A: The very important topic of Conservation Laws makes great use of the Jacobian matrix. A set of conservation laws in one dimension takes the form of partial differential equations
$$\partial_t\mathbf{u}+\partial_x\mathbf{f}(\mathbf{u})=0$$
where $\mathbf{u}$ is a vector containing the conserved variables. In the canonical example of compressible fluid flow these are mass density, momentum density and energy density. $\mathbf{f}(\mathbf{u})$ is another vector that contains, loosely, the rates at which these quantities flow. This is often written as $$\mathbf{u}_t+\mathbf{A}\mathbf{u}_x=0$$
where $\mathbf{A}$ is the Jacobian matric relating changes in $\mathbf{f}$ to changes in $\mathbf{u}$.
The eigenvalues of $\mathbf{A}$ are the speeds with which various waves propagate with or through the flow.
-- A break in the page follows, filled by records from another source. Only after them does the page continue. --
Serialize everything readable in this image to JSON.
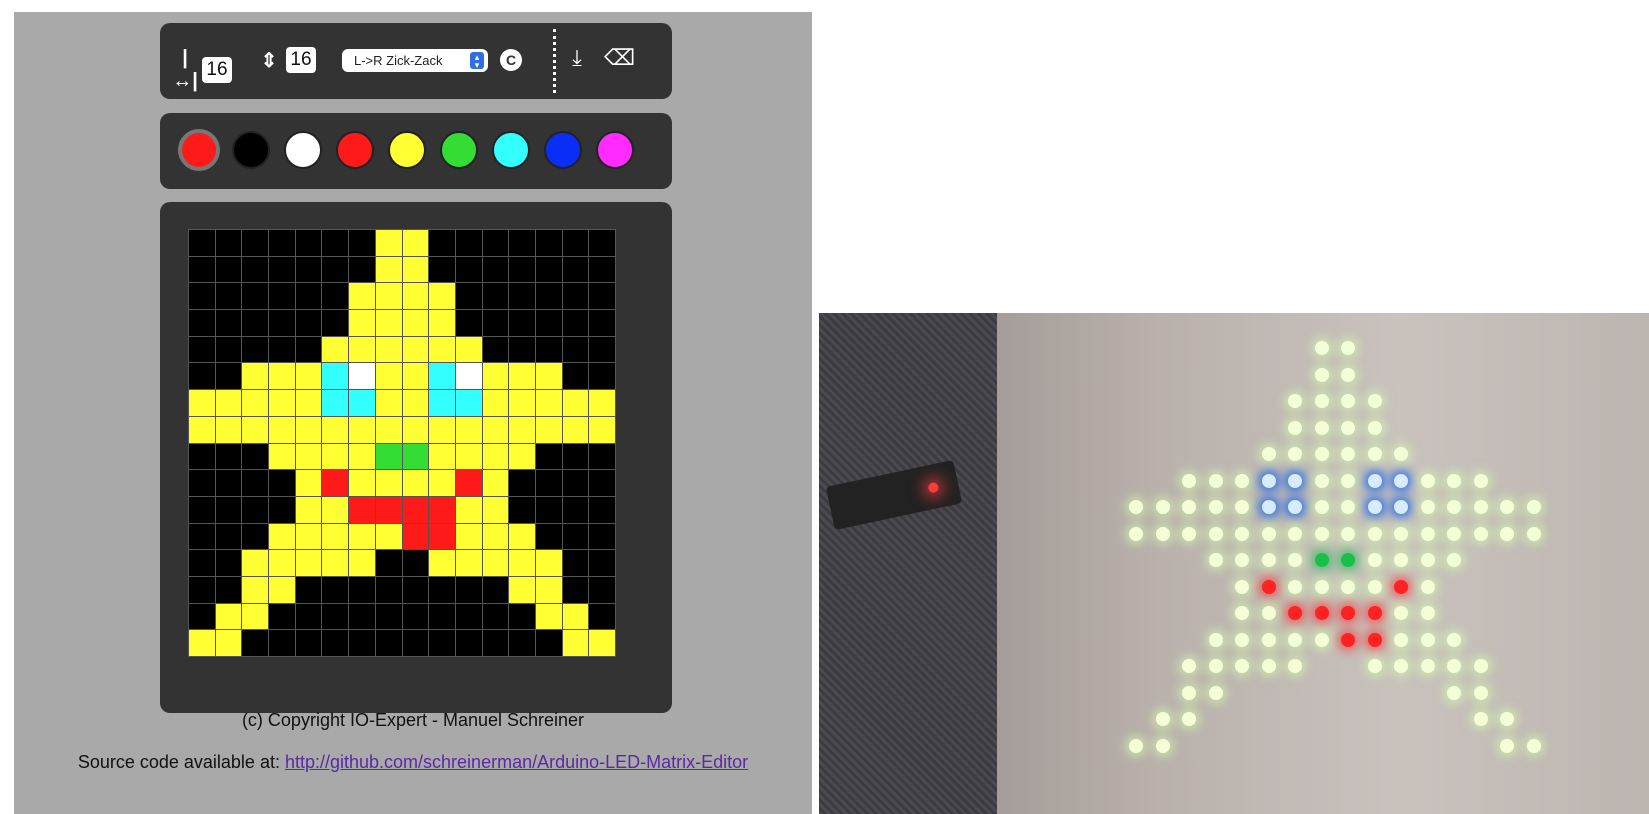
{
  "toolbar": {
    "width_icon": "width-icon",
    "width_value": "16",
    "height_icon": "height-icon",
    "height_value": "16",
    "mode_select": "L->R Zick-Zack",
    "copyright_button_icon": "copyright-c-icon",
    "download_icon": "download-icon",
    "eraser_icon": "eraser-icon"
  },
  "palette": {
    "current": "#ff1a1a",
    "colors": [
      "#000000",
      "#ffffff",
      "#ff1a1a",
      "#ffff33",
      "#33dd33",
      "#33ffff",
      "#0a2ef5",
      "#ff2bff"
    ]
  },
  "matrix": {
    "size": 16,
    "colors": {
      "K": "#000000",
      "Y": "#ffff33",
      "C": "#33ffff",
      "W": "#ffffff",
      "G": "#33dd33",
      "R": "#ff1a1a"
    },
    "rows": [
      "KKKKKKKYYKKKKKKK",
      "KKKKKKKYYKKKKKKK",
      "KKKKKKYYYYKKKKKK",
      "KKKKKKYYYYKKKKKK",
      "KKKKKYYYYYYKKKKK",
      "KKYYYCWYYCWYYYKK",
      "YYYYYCCYYCCYYYYY",
      "YYYYYYYYYYYYYYYY",
      "KKKYYYYGGYYYYKKK",
      "KKKKYRYYYYRYKKKK",
      "KKKKYYRRRRYYKKKK",
      "KKKYYYYYRRYYYKKK",
      "KKYYYYYKKYYYYYKK",
      "KKYYKKKKKKKKYYKK",
      "KYYKKKKKKKKKKYYK",
      "YYKKKKKKKKKKKKYY"
    ]
  },
  "footer": {
    "copyright": "(c) Copyright IO-Expert - Manuel Schreiner",
    "source_prefix": "Source code available at: ",
    "source_link": "http://github.com/schreinerman/Arduino-LED-Matrix-Editor"
  },
  "photo": {
    "led_on": "#f4ffd8",
    "eye": "#d8ecff",
    "mouth": "#ff2222",
    "nose": "#18c04a"
  }
}
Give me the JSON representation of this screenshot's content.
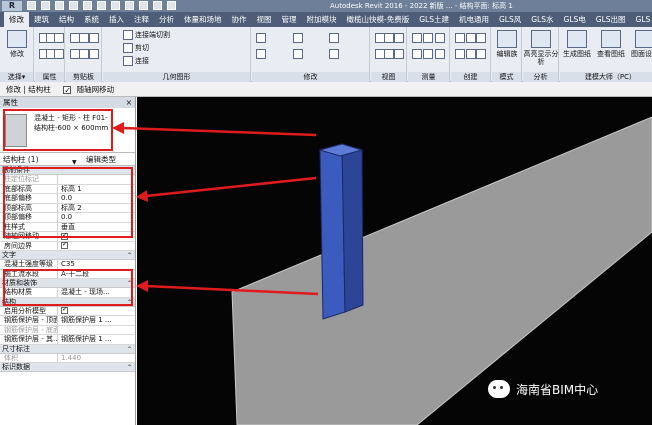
{
  "titlebar": {
    "logo": "R",
    "title": "Autodesk Revit 2016 - 2022 新版 ... - 结构平面: 标高 1"
  },
  "tabs": [
    "建筑",
    "结构",
    "系统",
    "插入",
    "注释",
    "分析",
    "体量和场地",
    "协作",
    "视图",
    "管理",
    "附加模块",
    "橄榄山快模-免费版",
    "GLS土建",
    "机电通用",
    "GLS风",
    "GLS水",
    "GLS电",
    "GLS出图",
    "GLS"
  ],
  "active_tab": "修改",
  "ribbon": {
    "groups": [
      {
        "label": "选择▾",
        "buttons": [
          "修改"
        ]
      },
      {
        "label": "属性",
        "buttons": []
      },
      {
        "label": "剪贴板",
        "buttons": []
      },
      {
        "label": "几何图形",
        "buttons": [
          "连接端切割",
          "剪切",
          "连接"
        ]
      },
      {
        "label": "修改",
        "buttons": []
      },
      {
        "label": "视图",
        "buttons": []
      },
      {
        "label": "测量",
        "buttons": []
      },
      {
        "label": "创建",
        "buttons": []
      },
      {
        "label": "模式",
        "buttons": [
          "编辑族"
        ]
      },
      {
        "label": "分析",
        "buttons": [
          "高亮显示分析"
        ]
      },
      {
        "label": "建模大师（PC）",
        "buttons": [
          "生成图纸",
          "查看图纸",
          "图面设置"
        ]
      }
    ]
  },
  "optbar": {
    "context": "修改 | 结构柱",
    "checkbox_label": "随轴网移动"
  },
  "properties": {
    "header": "属性",
    "close": "×",
    "type_name": "混凝土 - 矩形 - 柱 F01-结构柱-600 × 600mm",
    "instance_selector": "结构柱 (1)",
    "edit_type": "编辑类型",
    "sections": [
      {
        "title": "限制条件",
        "rows": [
          {
            "k": "柱定位标记",
            "v": "",
            "dim": true
          },
          {
            "k": "底部标高",
            "v": "标高 1"
          },
          {
            "k": "底部偏移",
            "v": "0.0"
          },
          {
            "k": "顶部标高",
            "v": "标高 2"
          },
          {
            "k": "顶部偏移",
            "v": "0.0"
          },
          {
            "k": "柱样式",
            "v": "垂直"
          },
          {
            "k": "随轴网移动",
            "v": "",
            "checkbox": true
          },
          {
            "k": "房间边界",
            "v": "",
            "checkbox": true
          }
        ]
      },
      {
        "title": "文字",
        "rows": [
          {
            "k": "混凝土强度等级",
            "v": "C35"
          },
          {
            "k": "施工流水段",
            "v": "A-十二段"
          }
        ]
      },
      {
        "title": "材质和装饰",
        "rows": [
          {
            "k": "结构材质",
            "v": "混凝土 - 现场..."
          }
        ]
      },
      {
        "title": "结构",
        "rows": [
          {
            "k": "启用分析模型",
            "v": "",
            "checkbox": true
          },
          {
            "k": "钢筋保护层 - 顶面",
            "v": "钢筋保护层 1 ..."
          },
          {
            "k": "钢筋保护层 - 底面",
            "v": "",
            "dim": true
          },
          {
            "k": "钢筋保护层 - 其...",
            "v": "钢筋保护层 1 ..."
          }
        ]
      },
      {
        "title": "尺寸标注",
        "rows": [
          {
            "k": "体积",
            "v": "1.440",
            "dim": true
          }
        ]
      },
      {
        "title": "标识数据",
        "rows": []
      }
    ]
  },
  "watermark": "海南省BIM中心",
  "colors": {
    "highlight": "#e01b1b",
    "column": "#3b5bbf",
    "slab": "#9a9a9a",
    "viewport_bg": "#050505"
  }
}
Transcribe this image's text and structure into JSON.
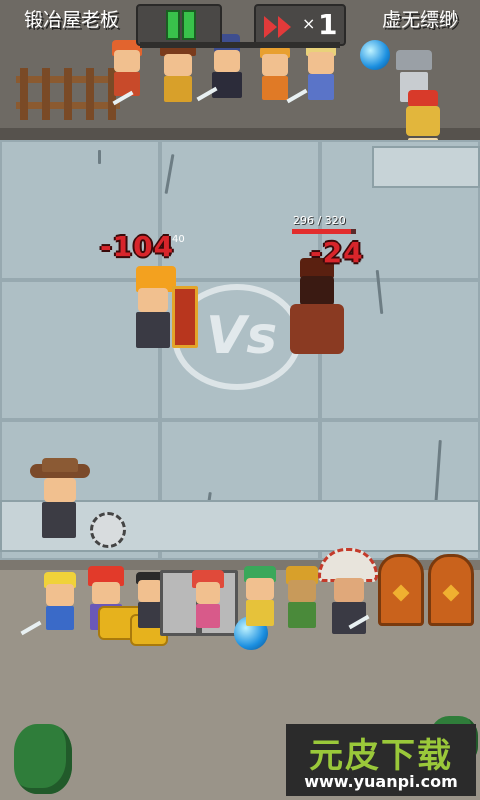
{
  "header": {
    "player_left": "锻冶屋老板",
    "player_right": "虚无缥缈",
    "speed_multiplier_symbol": "×",
    "speed_multiplier_value": "1"
  },
  "battle": {
    "enemy_hp_text": "296 / 320",
    "enemy_hp_fraction": 0.925,
    "damage_left": "-104",
    "damage_right": "-24",
    "side_hp_text": "40",
    "vs_label": "Vs"
  },
  "icons": {
    "pause": "pause-icon",
    "fast_forward": "fast-forward-icon"
  },
  "colors": {
    "pause_green": "#39c24b",
    "speed_red": "#e23a3a",
    "damage_red": "#d8252b"
  },
  "watermark": {
    "title": "元皮下载",
    "url": "www.yuanpi.com"
  }
}
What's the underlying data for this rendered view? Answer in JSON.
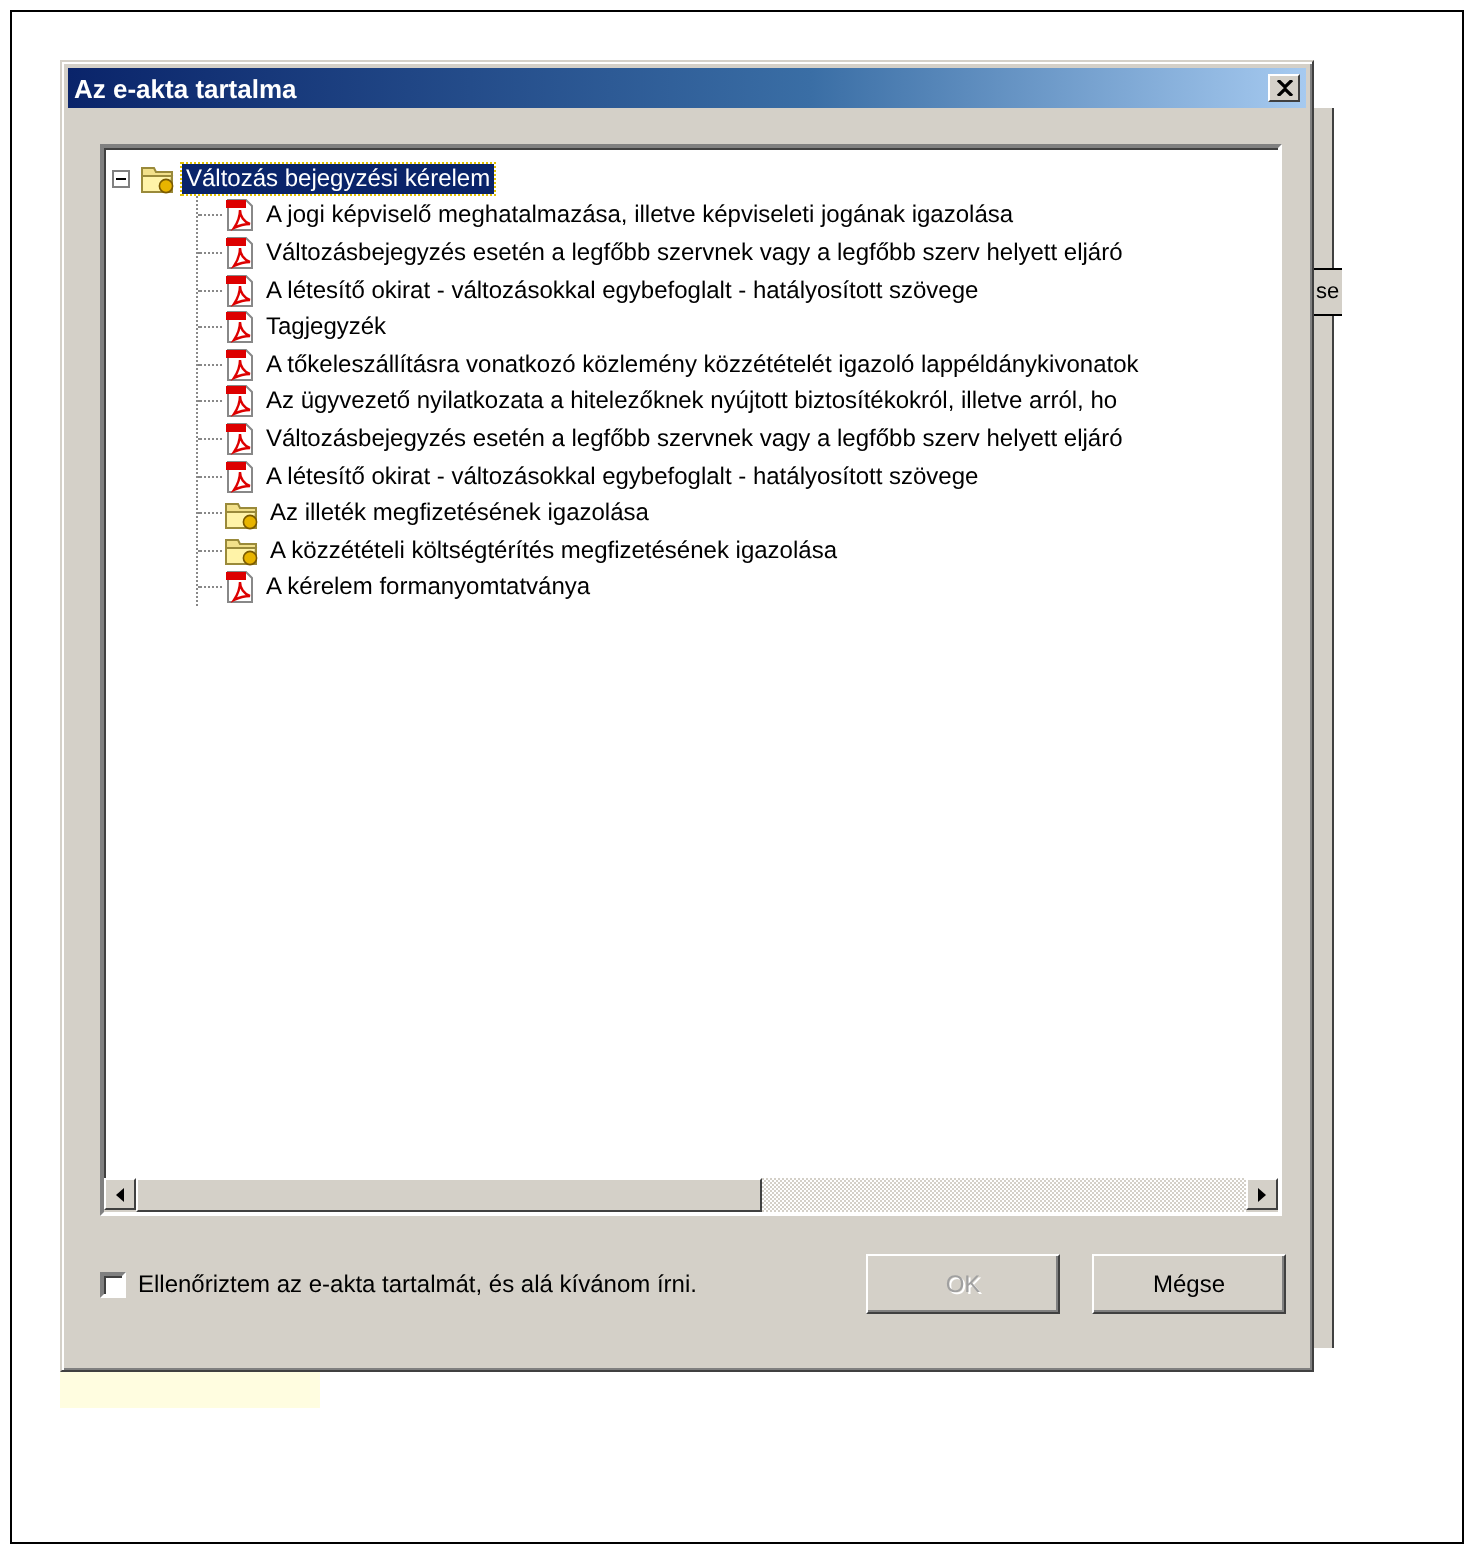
{
  "window": {
    "title": "Az e-akta tartalma"
  },
  "background_window": {
    "button_text": "se"
  },
  "tree": {
    "label": "Változás bejegyzési kérelem",
    "kind": "folder",
    "expanded": true,
    "selected": true,
    "children": [
      {
        "label": "A jogi képviselő meghatalmazása, illetve képviseleti jogának igazolása",
        "kind": "pdf"
      },
      {
        "label": "Változásbejegyzés esetén a legfőbb szervnek vagy a legfőbb szerv helyett eljáró",
        "kind": "pdf"
      },
      {
        "label": "A létesítő okirat - változásokkal egybefoglalt - hatályosított szövege",
        "kind": "pdf"
      },
      {
        "label": "Tagjegyzék",
        "kind": "pdf"
      },
      {
        "label": "A tőkeleszállításra vonatkozó közlemény közzétételét igazoló lappéldánykivonatok",
        "kind": "pdf"
      },
      {
        "label": "Az ügyvezető nyilatkozata a hitelezőknek nyújtott biztosítékokról, illetve arról, ho",
        "kind": "pdf"
      },
      {
        "label": "Változásbejegyzés esetén a legfőbb szervnek vagy a legfőbb szerv helyett eljáró",
        "kind": "pdf"
      },
      {
        "label": "A létesítő okirat - változásokkal egybefoglalt - hatályosított szövege",
        "kind": "pdf"
      },
      {
        "label": "Az illeték megfizetésének igazolása",
        "kind": "folder"
      },
      {
        "label": "A közzétételi költségtérítés megfizetésének igazolása",
        "kind": "folder"
      },
      {
        "label": "A kérelem formanyomtatványa",
        "kind": "pdf"
      }
    ]
  },
  "confirm": {
    "label": "Ellenőriztem az e-akta tartalmát, és alá kívánom írni.",
    "checked": false
  },
  "buttons": [
    {
      "label": "OK",
      "disabled": true
    },
    {
      "label": "Mégse",
      "disabled": false
    }
  ]
}
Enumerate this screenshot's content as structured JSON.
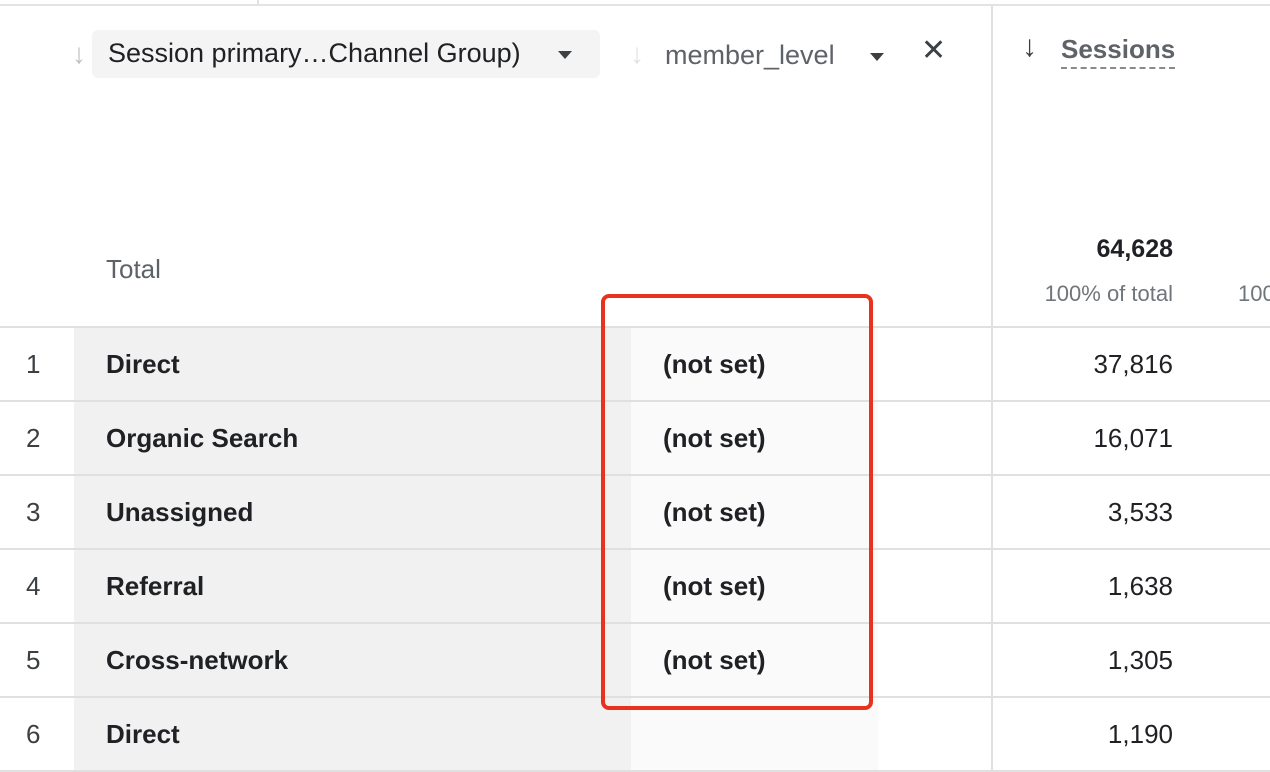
{
  "header": {
    "dimension_primary": "Session primary…Channel Group)",
    "dimension_secondary": "member_level",
    "metric": "Sessions"
  },
  "totals": {
    "label": "Total",
    "sessions": "64,628",
    "sessions_pct": "100% of total",
    "next_col_pct_partial": "100"
  },
  "rows": [
    {
      "index": "1",
      "channel": "Direct",
      "member_level": "(not set)",
      "sessions": "37,816"
    },
    {
      "index": "2",
      "channel": "Organic Search",
      "member_level": "(not set)",
      "sessions": "16,071"
    },
    {
      "index": "3",
      "channel": "Unassigned",
      "member_level": "(not set)",
      "sessions": "3,533"
    },
    {
      "index": "4",
      "channel": "Referral",
      "member_level": "(not set)",
      "sessions": "1,638"
    },
    {
      "index": "5",
      "channel": "Cross-network",
      "member_level": "(not set)",
      "sessions": "1,305"
    },
    {
      "index": "6",
      "channel": "Direct",
      "member_level": "",
      "sessions": "1,190"
    }
  ],
  "icons": {
    "sort": "arrow-down-icon",
    "dropdown": "caret-down-icon",
    "remove": "close-icon"
  },
  "colors": {
    "highlight": "#e8321e",
    "dim_cell_bg": "#f1f1f1"
  }
}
The right eigenvectors are the patterns of disturbance carried by a wave, and the left eigenvectors yield quantities that are constant along a wave path.
EDIT 
Another very important application is to computational geometry.
Consider a mapping in $R^3$ where an initial point with position vector ${\mathbf x}$ is taken to a point with position vector $\mathbf{X}$. The Jacobian $\mathbf{J}=\frac{\partial {\mathbf X}}{\partial{\mathbf x}}$ is called the distortion gradient tensor. Assume the mapping is smooth enough that small parallelopipeds are taken to small parallelopipeds.
Then , starting with a control volume oriented with the $\mathbf{x}$ cordinates


*

*The rows of $\mathbf{J}$ are the vectors that represent the new edges.

*The rows of the cofactor matrix of $\mathbf{J}$ are the normals to the new faces.

*The determinant of $\bf J$ is the new volume, assuming the (now nonplanar) faces are closed by bilinear surfaces.
This used in computing the behavior of materials undergoing large distortion.